Character Counter
Character Counter tallies the exact number of characters in your text as you type, including a separate count that excludes spaces. It also breaks the total down into letters, digits and spaces so you can see precisely what your text is made of.
It runs entirely in your browser — nothing is uploaded — making it safe for drafts, private notes and confidential copy. Use it to stay under the character limits on Twitter/X, meta descriptions, SMS messages and form fields.
How to use Character Counter
- 1
Type or paste your text
Enter text into the box. The counts update on every keystroke.
- 2
Read the breakdown
See total characters, characters without spaces, letters, digits, spaces and words side by side.
- 3
Trim to your limit
Edit your text while watching the count to land exactly within a character limit.
Why character limits matter
Many platforms count characters, not words. A meta description that exceeds roughly 155–160 characters gets truncated in search results, a single SMS segment is 160 characters, and posts on X are capped at 280. Form fields, database columns and product titles often have hard limits too.
Checking your character count before you publish prevents cut-off headlines, split text messages and rejected submissions.

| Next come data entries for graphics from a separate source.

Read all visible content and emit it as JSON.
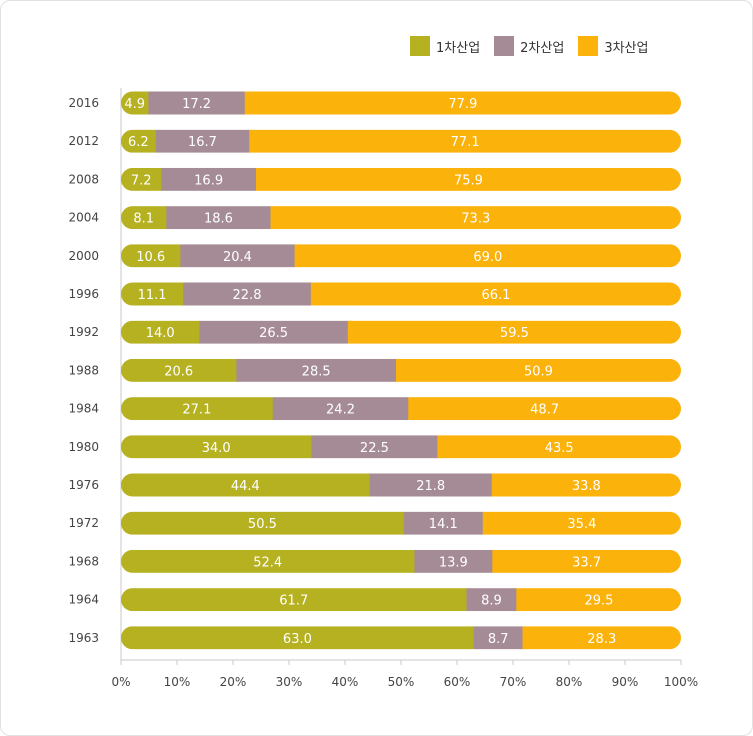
{
  "chart_data": {
    "type": "bar",
    "orientation": "horizontal",
    "stacked": true,
    "categories": [
      "2016",
      "2012",
      "2008",
      "2004",
      "2000",
      "1996",
      "1992",
      "1988",
      "1984",
      "1980",
      "1976",
      "1972",
      "1968",
      "1964",
      "1963"
    ],
    "series": [
      {
        "name": "1차산업",
        "color": "#b5b121",
        "values": [
          4.9,
          6.2,
          7.2,
          8.1,
          10.6,
          11.1,
          14.0,
          20.6,
          27.1,
          34.0,
          44.4,
          50.5,
          52.4,
          61.7,
          63.0
        ]
      },
      {
        "name": "2차산업",
        "color": "#a58b96",
        "values": [
          17.2,
          16.7,
          16.9,
          18.6,
          20.4,
          22.8,
          26.5,
          28.5,
          24.2,
          22.5,
          21.8,
          14.1,
          13.9,
          8.9,
          8.7
        ]
      },
      {
        "name": "3차산업",
        "color": "#fbb20b",
        "values": [
          77.9,
          77.1,
          75.9,
          73.3,
          69.0,
          66.1,
          59.5,
          50.9,
          48.7,
          43.5,
          33.8,
          35.4,
          33.7,
          29.5,
          28.3
        ]
      }
    ],
    "xticks": [
      "0%",
      "10%",
      "20%",
      "30%",
      "40%",
      "50%",
      "60%",
      "70%",
      "80%",
      "90%",
      "100%"
    ],
    "xlim": [
      0,
      100
    ],
    "legend_position": "top-right",
    "grid": false
  }
}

Characters with vs. without spaces
Some limits count every character including spaces; others count only the visible glyphs. This tool shows both numbers at once so you never have to guess which definition a platform uses.
Letters and digits are counted using Unicode-aware matching, so accented letters and non-Latin scripts are included correctly.
Frequently asked questions
- Does it count spaces as characters?
- Yes. The main count includes spaces, and a separate "no spaces" figure excludes all whitespace so you can use whichever a platform requires.
- Is my text uploaded anywhere?
- No. All counting happens locally in your browser, so your text never leaves your device.
- Does it handle emoji and accented characters?
- Letters are matched with Unicode rules so accents and many scripts count correctly. Note that some emoji are made of multiple code points and may count as more than one character.